Da ultimo, si noti come lo stesso legislatore non si sia dimenticato della possibilità, per i professionisti, di continuare a usare l’archivio informatico e/o il registro della clientela. Si consideri, infatti, che nel nuovo allegato tecnico al d.lgs. 231/2007, l’art. 3 relativo ai Documenti validi per l’identificazione chiarisce come “L’identificazione può essere svolta anche da un pubblico ufficiale a ciò abilitato ovvero a mezzo di una foto autenticata; in quest’ultimo caso sono acquisiti e riportati nell’archivio unico informatico, ovvero nel registro della clientela, gli estremi dell’atto di nascita dell’interessato”.
Ebbene, le nuove norme antiriciclaggio hanno eliminato gli obblighi di registrazione, così come quelli di tenuta dell’archivio unico informatico e del registro della clientela, la cui adozione non viene più espressamente prevista. Ma sarà adesso, più che in passato, che il singolo professionista, appartenente a uno studio associato, a una società di professionisti, o costituito in forma individuale, sarà tenuto a dimostrare che la propria struttura organizzativa è idonea a prevenire i rischi antiriciclaggio e di finanziamento del terrorismo, dimostrando di avere implementato tutte le procedure interne richieste per adempiere al dettato degli artt. 31 e 32.
In pratica, il legislatore ha stabilito che i presidi informatici, o il registro della clientela, non sono più obbligatori perché previsti dalla IV direttiva comunitaria antiriciclaggio[4]; visto, quindi, che l’art. 32, comma 1, lett. c), Legge n. 234 del 24.12.2012, nel recare principi e criteri direttivi generali di delega per l’attuazione del diritto dell’Unione europea afferma, in particolare, che “gli atti di recepimento di direttive dell’Unione europea non possono prevedere l’introduzione o il mantenimento di livelli di regolazione superiori a quelli minimi richiesti dalle direttive stesse (…)”, il nostro legislatore si è visto costretto a non prevedere più come obbligatori l’archivio unico informatico e il registro della clientela.
Ma ciò, si ritiene, è sfociato solamente nella mancata previsione di uno degli obblighi formali previsti per il rispetto sostanziale dei presidi antiriciclaggio. La sua mancata previsione, dunque, non potrà essere legittimamente sfruttata dal professionista per giustificare il mancato rispetto degli altri obblighi di valutazione del rischio, identificazione, conservazione, adeguata verifica, segnalazione che, è il caso di dirlo, proprio i software antiriciclaggio facilitano.

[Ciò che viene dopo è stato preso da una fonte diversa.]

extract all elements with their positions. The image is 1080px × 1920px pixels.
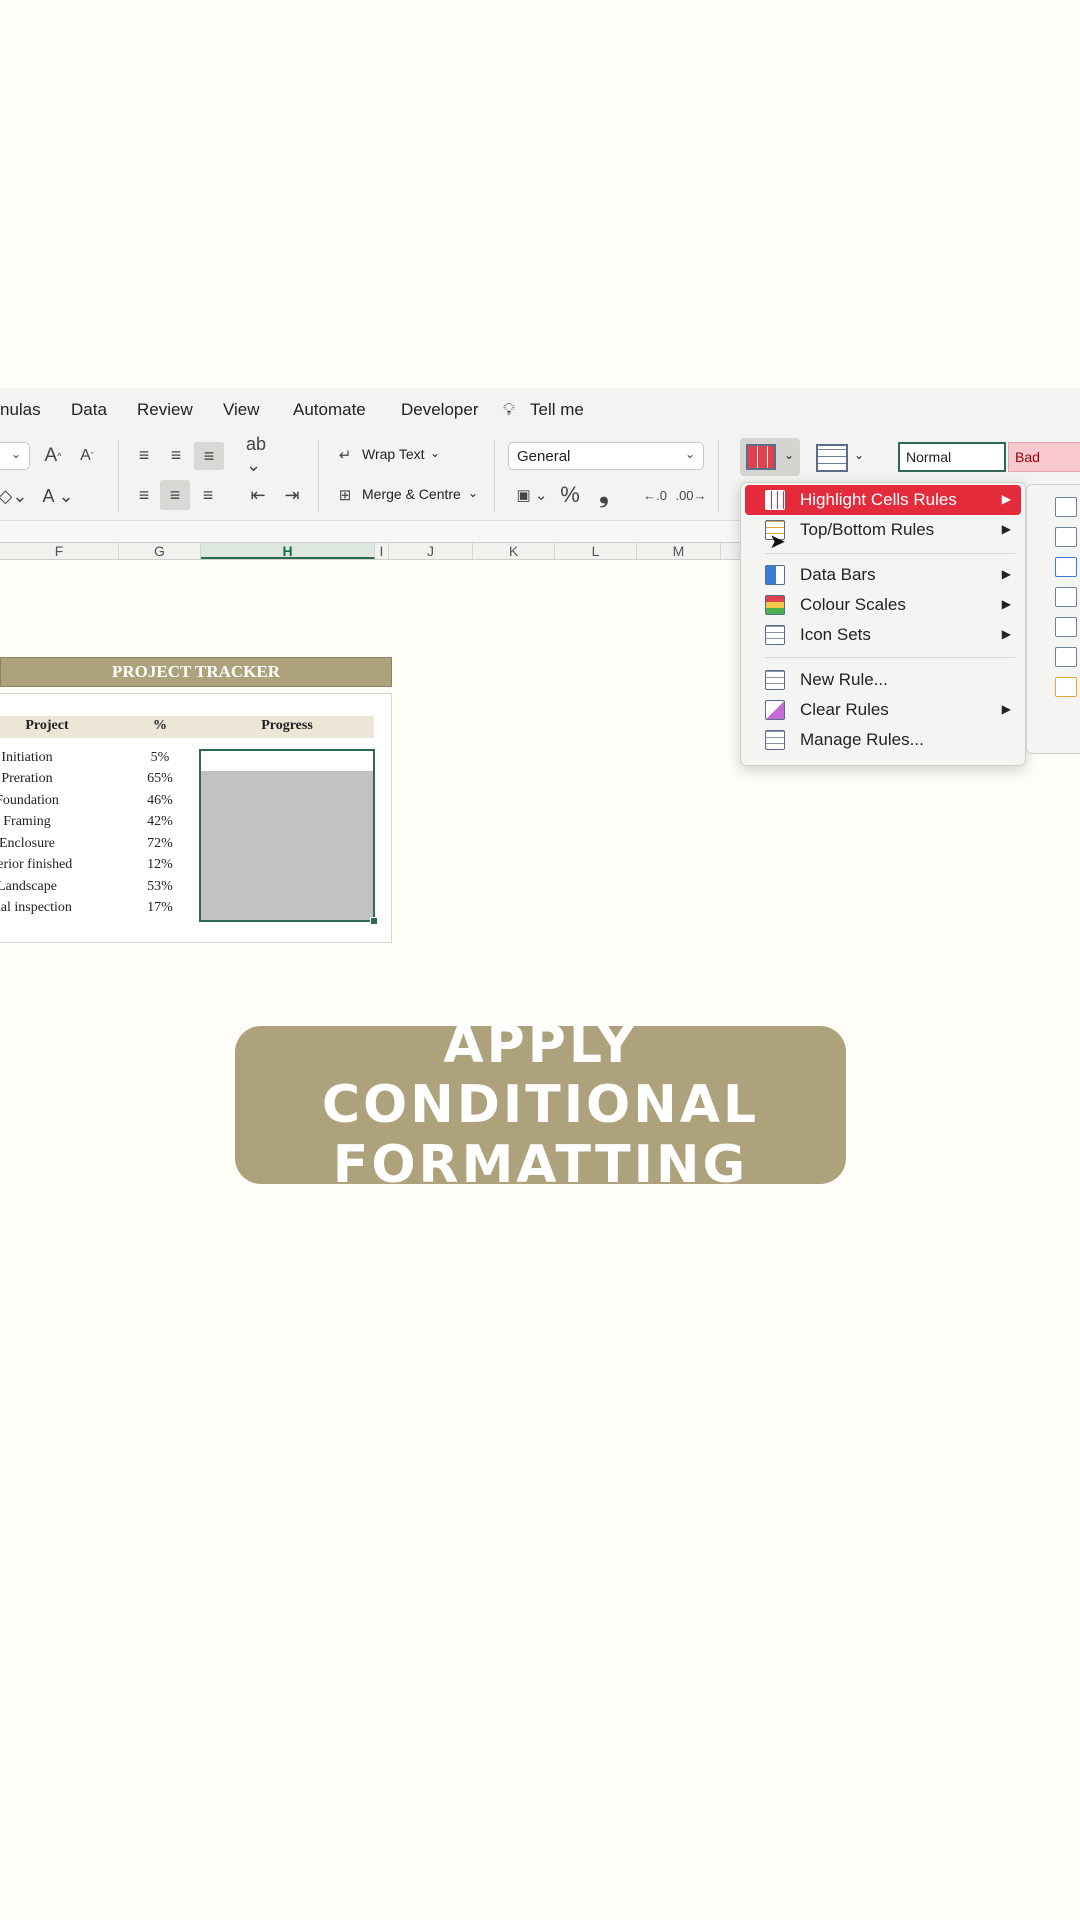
chevron-down-icon[interactable]: ⌄: [430, 446, 440, 460]
font-size-dropdown[interactable]: ⌄: [0, 442, 30, 470]
number-format-value: General: [517, 447, 571, 465]
column-header-l[interactable]: L: [555, 543, 637, 559]
align-left-icon[interactable]: ≡: [132, 482, 156, 508]
submenu-arrow-icon: ▶: [1001, 567, 1011, 581]
comma-style-button[interactable]: ❟: [590, 480, 618, 510]
increase-decimal-icon[interactable]: ←.0: [640, 482, 670, 508]
submenu-arrow-icon: ▶: [1001, 597, 1011, 611]
merge-icon: ⊞: [338, 487, 352, 504]
tracker-title: PROJECT TRACKER: [0, 657, 392, 687]
tab-review[interactable]: Review: [137, 400, 193, 420]
menu-item-manage-rules[interactable]: Manage Rules...: [745, 725, 1021, 755]
column-header-g[interactable]: G: [119, 543, 201, 559]
duplicate-values-icon[interactable]: [1055, 677, 1077, 697]
caption-text: APPLY CONDITIONAL FORMATTING: [235, 1015, 846, 1195]
increase-font-icon[interactable]: A ^: [40, 442, 66, 470]
wrap-text-button[interactable]: Wrap Text: [362, 446, 425, 462]
tell-me-search[interactable]: Tell me: [530, 400, 584, 420]
wrap-text-icon: ↵: [338, 447, 352, 464]
menu-item-new-rule[interactable]: New Rule...: [745, 665, 1021, 695]
column-header-h[interactable]: H: [201, 543, 375, 559]
column-header-i[interactable]: I: [375, 543, 389, 559]
greater-than-icon[interactable]: [1055, 497, 1077, 517]
orientation-icon[interactable]: ab ⌄: [246, 434, 286, 475]
decrease-font-icon[interactable]: Aˇ: [74, 442, 100, 470]
colour-scales-icon: [765, 595, 785, 615]
menu-item-data-bars[interactable]: Data Bars ▶: [745, 560, 1021, 590]
menu-bar: nulas Data Review View Automate Develope…: [0, 388, 1080, 432]
chevron-down-icon: ⌄: [854, 448, 865, 462]
percent-button[interactable]: %: [556, 480, 584, 510]
increase-indent-icon[interactable]: ⇥: [280, 482, 304, 508]
header-progress[interactable]: Progress: [200, 718, 374, 734]
tracker-header-row: Project % Progress: [0, 716, 374, 738]
fill-color-icon[interactable]: ◇⌄: [0, 482, 27, 510]
align-right-icon[interactable]: ≡: [196, 482, 220, 508]
date-occurring-icon[interactable]: [1055, 647, 1077, 667]
column-header-k[interactable]: K: [473, 543, 555, 559]
column-header-f[interactable]: F: [0, 543, 119, 559]
clear-rules-icon: [765, 700, 785, 720]
conditional-formatting-menu: Highlight Cells Rules ▶ Top/Bottom Rules…: [740, 482, 1026, 766]
submenu-arrow-icon: ▶: [1001, 627, 1011, 641]
text-contains-icon[interactable]: [1055, 617, 1077, 637]
new-rule-icon: [765, 670, 785, 690]
menu-item-colour-scales[interactable]: Colour Scales ▶: [745, 590, 1021, 620]
less-than-icon[interactable]: [1055, 527, 1077, 547]
font-color-icon[interactable]: A ⌄: [38, 482, 78, 510]
lightbulb-icon[interactable]: 💡︎: [503, 400, 515, 420]
chevron-down-icon: ⌄: [784, 448, 795, 462]
header-project[interactable]: Project: [0, 718, 94, 734]
number-format-dropdown[interactable]: General ⌄: [508, 442, 704, 470]
chevron-down-icon: ⌄: [684, 447, 695, 461]
tab-data[interactable]: Data: [71, 400, 107, 420]
menu-item-clear-rules[interactable]: Clear Rules ▶: [745, 695, 1021, 725]
align-center-icon[interactable]: ≡: [160, 480, 190, 510]
submenu-arrow-icon: ▶: [1001, 492, 1011, 506]
tab-automate[interactable]: Automate: [293, 400, 366, 420]
chevron-down-icon[interactable]: ⌄: [468, 486, 478, 500]
highlight-cells-submenu: [1026, 484, 1080, 754]
menu-item-top-bottom-rules[interactable]: Top/Bottom Rules ▶: [745, 515, 1021, 545]
manage-rules-icon: [765, 730, 785, 750]
align-bottom-icon[interactable]: ≡: [194, 442, 224, 470]
format-as-table-button[interactable]: ⌄: [814, 438, 870, 476]
fill-handle[interactable]: [370, 917, 378, 925]
mouse-cursor-icon: ➤: [769, 531, 786, 553]
equal-to-icon[interactable]: [1055, 587, 1077, 607]
highlight-cells-icon: [765, 490, 785, 510]
submenu-arrow-icon: ▶: [1001, 702, 1011, 716]
menu-item-highlight-cells-rules[interactable]: Highlight Cells Rules ▶: [745, 485, 1021, 515]
conditional-formatting-icon: [746, 444, 776, 470]
caption-line-1: APPLY CONDITIONAL: [321, 1015, 760, 1135]
icon-sets-icon: [765, 625, 785, 645]
decrease-decimal-icon[interactable]: .00→: [675, 482, 706, 508]
progress-range-selection[interactable]: [199, 749, 378, 925]
between-icon[interactable]: [1055, 557, 1077, 577]
column-header-m[interactable]: M: [637, 543, 721, 559]
align-top-icon[interactable]: ≡: [132, 442, 156, 468]
data-bars-icon: [765, 565, 785, 585]
submenu-arrow-icon: ▶: [1001, 522, 1011, 536]
tab-formulas[interactable]: nulas: [0, 400, 41, 420]
tab-developer[interactable]: Developer: [401, 400, 479, 420]
cell-style-normal[interactable]: Normal: [898, 442, 1006, 472]
tab-view[interactable]: View: [223, 400, 260, 420]
selected-cells-highlight: [201, 771, 373, 920]
decrease-indent-icon[interactable]: ⇤: [246, 482, 270, 508]
caption-line-2: FORMATTING: [332, 1135, 749, 1195]
header-percent[interactable]: %: [130, 718, 190, 734]
format-as-table-icon: [816, 444, 848, 472]
merge-centre-button[interactable]: Merge & Centre: [362, 486, 461, 502]
caption-banner: APPLY CONDITIONAL FORMATTING: [235, 1015, 846, 1195]
cell-style-bad[interactable]: Bad: [1008, 442, 1080, 472]
currency-format-icon[interactable]: ▣ ⌄: [510, 482, 554, 508]
menu-item-icon-sets[interactable]: Icon Sets ▶: [745, 620, 1021, 650]
column-header-j[interactable]: J: [389, 543, 473, 559]
conditional-formatting-button[interactable]: ⌄: [740, 438, 800, 476]
align-middle-icon[interactable]: ≡: [164, 442, 188, 468]
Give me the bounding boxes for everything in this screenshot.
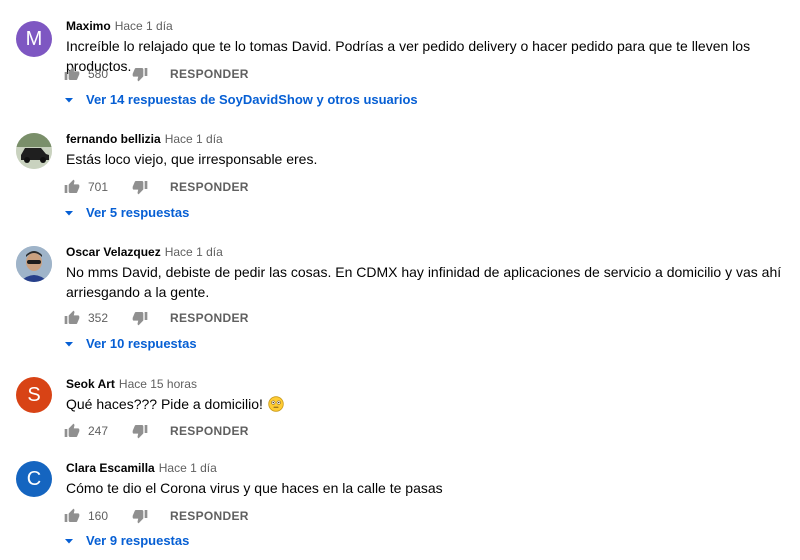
thumb-down-icon[interactable] <box>132 66 148 82</box>
avatar[interactable]: M <box>16 21 52 57</box>
like-count: 352 <box>88 311 109 325</box>
view-replies-label: Ver 9 respuestas <box>86 533 190 548</box>
avatar[interactable]: S <box>16 377 52 413</box>
view-replies-button[interactable]: Ver 5 respuestas <box>64 205 189 220</box>
comment-text: No mms David, debiste de pedir las cosas… <box>66 264 782 300</box>
chevron-down-icon <box>65 97 73 102</box>
comment-header: Seok Art Hace 15 horas <box>66 376 197 392</box>
chevron-down-icon <box>65 538 73 543</box>
comment-header: fernando bellizia Hace 1 día <box>66 131 223 147</box>
thumb-up-icon[interactable] <box>64 179 80 195</box>
thumb-down-icon[interactable] <box>132 508 148 524</box>
reply-button[interactable]: RESPONDER <box>170 180 249 194</box>
comment-actions: 701 RESPONDER <box>64 177 249 197</box>
thumb-up-icon[interactable] <box>64 66 80 82</box>
reply-button[interactable]: RESPONDER <box>170 67 249 81</box>
thumb-up-icon[interactable] <box>64 423 80 439</box>
like-count: 580 <box>88 67 109 81</box>
timestamp[interactable]: Hace 1 día <box>165 132 223 146</box>
thumb-up-icon[interactable] <box>64 508 80 524</box>
view-replies-label: Ver 14 respuestas de SoyDavidShow y otro… <box>86 92 418 107</box>
chevron-down-icon <box>65 341 73 346</box>
author-name[interactable]: fernando bellizia <box>66 132 161 146</box>
author-name[interactable]: Maximo <box>66 19 111 33</box>
comment-header: Clara Escamilla Hace 1 día <box>66 460 217 476</box>
timestamp[interactable]: Hace 1 día <box>165 245 223 259</box>
timestamp[interactable]: Hace 1 día <box>115 19 173 33</box>
chevron-down-icon <box>65 210 73 215</box>
car-photo-icon <box>16 133 52 169</box>
avatar[interactable] <box>16 133 52 169</box>
author-name[interactable]: Seok Art <box>66 377 115 391</box>
comment-actions: 160 RESPONDER <box>64 506 249 526</box>
reply-button[interactable]: RESPONDER <box>170 424 249 438</box>
comment-text: Qué haces??? Pide a domicilio! <box>66 394 784 414</box>
author-name[interactable]: Oscar Velazquez <box>66 245 161 259</box>
author-name[interactable]: Clara Escamilla <box>66 461 155 475</box>
comment-actions: 352 RESPONDER <box>64 308 249 328</box>
comment-header: Oscar Velazquez Hace 1 día <box>66 244 223 260</box>
reply-button[interactable]: RESPONDER <box>170 509 249 523</box>
timestamp[interactable]: Hace 1 día <box>159 461 217 475</box>
comment-text-content: Qué haces??? Pide a domicilio! <box>66 396 263 412</box>
thumb-up-icon[interactable] <box>64 310 80 326</box>
like-count: 160 <box>88 509 109 523</box>
flushed-face-emoji-icon <box>268 396 284 412</box>
view-replies-label: Ver 5 respuestas <box>86 205 190 220</box>
thumb-down-icon[interactable] <box>132 423 148 439</box>
comment-text: Cómo te dio el Corona virus y que haces … <box>66 480 443 496</box>
comment-actions: 247 RESPONDER <box>64 421 249 441</box>
view-replies-button[interactable]: Ver 14 respuestas de SoyDavidShow y otro… <box>64 92 418 107</box>
avatar[interactable] <box>16 246 52 282</box>
comment-actions: 580 RESPONDER <box>64 64 249 84</box>
view-replies-button[interactable]: Ver 9 respuestas <box>64 533 189 548</box>
timestamp[interactable]: Hace 15 horas <box>119 377 197 391</box>
reply-button[interactable]: RESPONDER <box>170 311 249 325</box>
like-count: 247 <box>88 424 109 438</box>
avatar[interactable]: C <box>16 461 52 497</box>
comment-text: Estás loco viejo, que irresponsable eres… <box>66 151 318 167</box>
view-replies-label: Ver 10 respuestas <box>86 336 197 351</box>
comment-header: Maximo Hace 1 día <box>66 18 173 34</box>
thumb-down-icon[interactable] <box>132 179 148 195</box>
person-photo-icon <box>16 246 52 282</box>
view-replies-button[interactable]: Ver 10 respuestas <box>64 336 197 351</box>
thumb-down-icon[interactable] <box>132 310 148 326</box>
like-count: 701 <box>88 180 109 194</box>
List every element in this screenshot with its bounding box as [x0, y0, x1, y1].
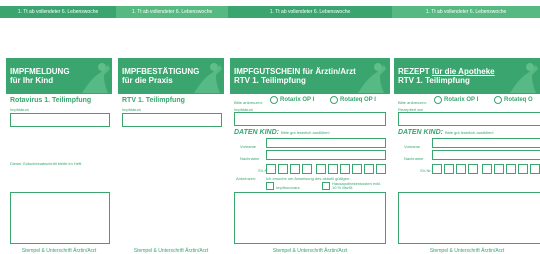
- stamp-box[interactable]: [234, 192, 386, 244]
- svnr-digit[interactable]: [468, 164, 478, 174]
- rezept-header: REZEPT für die Apotheke RTV 1. Teilimpfu…: [394, 58, 540, 94]
- svnr-digit[interactable]: [432, 164, 442, 174]
- blank-area: [0, 18, 540, 58]
- rezept-section: REZEPT für die Apotheke RTV 1. Teilimpfu…: [394, 58, 540, 254]
- child-data-heading: DATEN KIND: Bitte gut leserlich ausfülle…: [234, 129, 330, 136]
- impfbestaetigung-header: IMPFBESTÄTIGUNG für die Praxis: [118, 58, 224, 94]
- svnr-digit[interactable]: [302, 164, 312, 174]
- svnr-digit[interactable]: [456, 164, 466, 174]
- vaccination-label: Rotavirus 1. Teilimpfung: [10, 97, 92, 104]
- date-input-box[interactable]: [234, 112, 386, 126]
- choose-label: Bitte ankreuzen:: [398, 100, 427, 105]
- stamp-box[interactable]: [398, 192, 540, 244]
- impfmeldung-header: IMPFMELDUNG für Ihr Kind: [6, 58, 112, 94]
- child-figure-icon: [194, 63, 222, 93]
- impfmeldung-title: IMPFMELDUNG: [10, 67, 70, 76]
- top-label-4: 1. Tt ab vollendeter 6. Lebenswoche: [392, 6, 540, 18]
- svnr-digit[interactable]: [340, 164, 350, 174]
- choose-label: Bitte ankreuzen:: [234, 100, 263, 105]
- child-figure-icon: [358, 63, 386, 93]
- ankreuzen-label: Ankreuzen:: [236, 176, 257, 181]
- impfhonorar-label: Impfhonorars: [276, 185, 300, 190]
- impfbestaetigung-section: IMPFBESTÄTIGUNG für die Praxis RTV 1. Te…: [118, 58, 224, 254]
- svnr-digit[interactable]: [290, 164, 300, 174]
- svnr-digit[interactable]: [482, 164, 492, 174]
- impfhonorar-checkbox[interactable]: [266, 182, 274, 190]
- rezept-title: REZEPT für die Apotheke: [398, 67, 495, 76]
- rotateq-label: Rotateq O: [504, 97, 533, 103]
- child-figure-icon: [510, 63, 538, 93]
- nachname-label: Nachname: [240, 156, 260, 161]
- nachname-label: Nachname: [404, 156, 424, 161]
- rotarix-label: Rotarix OP I: [444, 97, 479, 103]
- rotarix-label: Rotarix OP I: [280, 97, 315, 103]
- svnr-digit[interactable]: [266, 164, 276, 174]
- svnr-digit[interactable]: [316, 164, 326, 174]
- date-label: Impfdatum: [122, 107, 141, 112]
- rotarix-radio[interactable]: [434, 96, 442, 104]
- svnr-digit[interactable]: [530, 164, 540, 174]
- svnr-digit[interactable]: [494, 164, 504, 174]
- impfgutschein-title: IMPFGUTSCHEIN für Ärztin/Arzt: [234, 67, 356, 76]
- rezept-title-prefix: REZEPT: [398, 67, 430, 76]
- impfmeldung-subtitle: für Ihr Kind: [10, 76, 54, 85]
- hausapotheke-label: Hausapothekenkosten exkl. 10 % MwSt.: [332, 181, 382, 190]
- svnr-digit[interactable]: [278, 164, 288, 174]
- vorname-label: Vorname: [240, 144, 257, 149]
- rotateq-radio[interactable]: [494, 96, 502, 104]
- top-label-3: 1. Tt ab vollendeter 6. Lebenswoche: [228, 6, 392, 18]
- date-label: Impfdatum: [10, 107, 29, 112]
- vorname-input[interactable]: [266, 138, 386, 148]
- impfgutschein-header: IMPFGUTSCHEIN für Ärztin/Arzt RTV 1. Tei…: [230, 58, 390, 94]
- child-figure-icon: [82, 63, 110, 93]
- impfgutschein-subtitle: RTV 1. Teilimpfung: [234, 76, 306, 85]
- nachname-input[interactable]: [266, 150, 386, 160]
- stamp-label: Stempel & Unterschrift Ärztin/Arzt: [429, 248, 505, 254]
- hausapotheke-checkbox[interactable]: [322, 182, 330, 190]
- date-input-box[interactable]: [122, 113, 222, 127]
- svnr-label: SV-Nr.: [420, 168, 432, 173]
- stamp-label: Stempel & Unterschrift Ärztin/Arzt: [133, 248, 209, 254]
- svnr-digit[interactable]: [352, 164, 362, 174]
- svnr-digit[interactable]: [444, 164, 454, 174]
- nachname-input[interactable]: [432, 150, 540, 160]
- child-data-heading: DATEN KIND: Bitte gut leserlich ausfülle…: [398, 129, 494, 136]
- stamp-box[interactable]: [10, 192, 110, 244]
- top-label-1: 1. Tt ab vollendeter 6. Lebenswoche: [0, 6, 116, 18]
- vorname-label: Vorname: [404, 144, 421, 149]
- impfgutschein-section: IMPFGUTSCHEIN für Ärztin/Arzt RTV 1. Tei…: [230, 58, 390, 254]
- stamp-label: Stempel & Unterschrift Ärztin/Arzt: [272, 248, 348, 254]
- vaccination-label: RTV 1. Teilimpfung: [122, 97, 185, 104]
- stamp-label: Stempel & Unterschrift Ärztin/Arzt: [21, 248, 97, 254]
- top-label-2: 1. Tt ab vollendeter 6. Lebenswoche: [116, 6, 228, 18]
- impfbestaetigung-subtitle: für die Praxis: [122, 76, 173, 85]
- rezept-title-link: für die Apotheke: [431, 67, 495, 76]
- child-data-hint: Bitte gut leserlich ausfüllen!: [280, 130, 330, 135]
- rotarix-radio[interactable]: [270, 96, 278, 104]
- prescribed-input-box[interactable]: [398, 112, 540, 126]
- svnr-digit[interactable]: [376, 164, 386, 174]
- svnr-digit[interactable]: [328, 164, 338, 174]
- child-data-hint: Bitte gut leserlich ausfüllen!: [444, 130, 494, 135]
- rezept-subtitle: RTV 1. Teilimpfung: [398, 76, 470, 85]
- rotateq-radio[interactable]: [330, 96, 338, 104]
- vorname-input[interactable]: [432, 138, 540, 148]
- info-note: Dieser Gutscheinabschnitt bleibt im Heft…: [10, 161, 83, 166]
- date-input-box[interactable]: [10, 113, 110, 127]
- svnr-digit[interactable]: [506, 164, 516, 174]
- impfmeldung-section: IMPFMELDUNG für Ihr Kind Rotavirus 1. Te…: [6, 58, 112, 254]
- svnr-digit[interactable]: [364, 164, 374, 174]
- rotateq-label: Rotateq OP I: [340, 97, 376, 103]
- svnr-digit[interactable]: [518, 164, 528, 174]
- child-data-title: DATEN KIND:: [234, 129, 279, 136]
- impfbestaetigung-title: IMPFBESTÄTIGUNG: [122, 67, 200, 76]
- child-data-title: DATEN KIND:: [398, 129, 443, 136]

[1] Il comma 3 dell’art. 57, d.lgs. 231/2007 nel testo in vigore prima delle modifiche apportate dal d.lgs. 90/2017, stabiliva che “L’omessa istituzione del registro della clientela di cui all’articolo 38 ovvero la mancata adozione delle modalità di registrazione di cui all’articolo 39 è punita con una sanzione amministrativa pecuniaria da 5.000 a 50.000 euro”.
[2] Il nuovo testo dell’art. 34, comma 3, afferma infatti che: “Fermo quanto stabilito dalle disposizioni di cui al presente decreto per le finalità di prevenzione del riciclaggio e di finanziamento del terrorismo, nel rispetto dei principi di semplificazione, economicità ed efficienza, le Autorità di vigilanza di settore, a supporto delle rispettive funzioni, possono adottare disposizioni specifiche per la conservazione e l’utilizzo dei dati e delle informazioni relativi ai clienti, contenuti in archivi informatizzati, ivi compresi quelli già istituiti presso i soggetti rispettivamente vigilati, alla data di entrata in vigore del presente articolo”.
[3] Si veda il Comunicato stampa n. 31 diffuso dal Consiglio dei Ministri il 24.5.2017, consultabile al seguente link: http://www.governo.it/articolo/comunicato-stampa-del-consiglio-dei-ministri-n-31/7447.
[4] Direttiva (UE) 2015/849 del Parlamento Europeo e del Consiglio del 20 maggio 2015, Capo V, articoli da 40 a 44.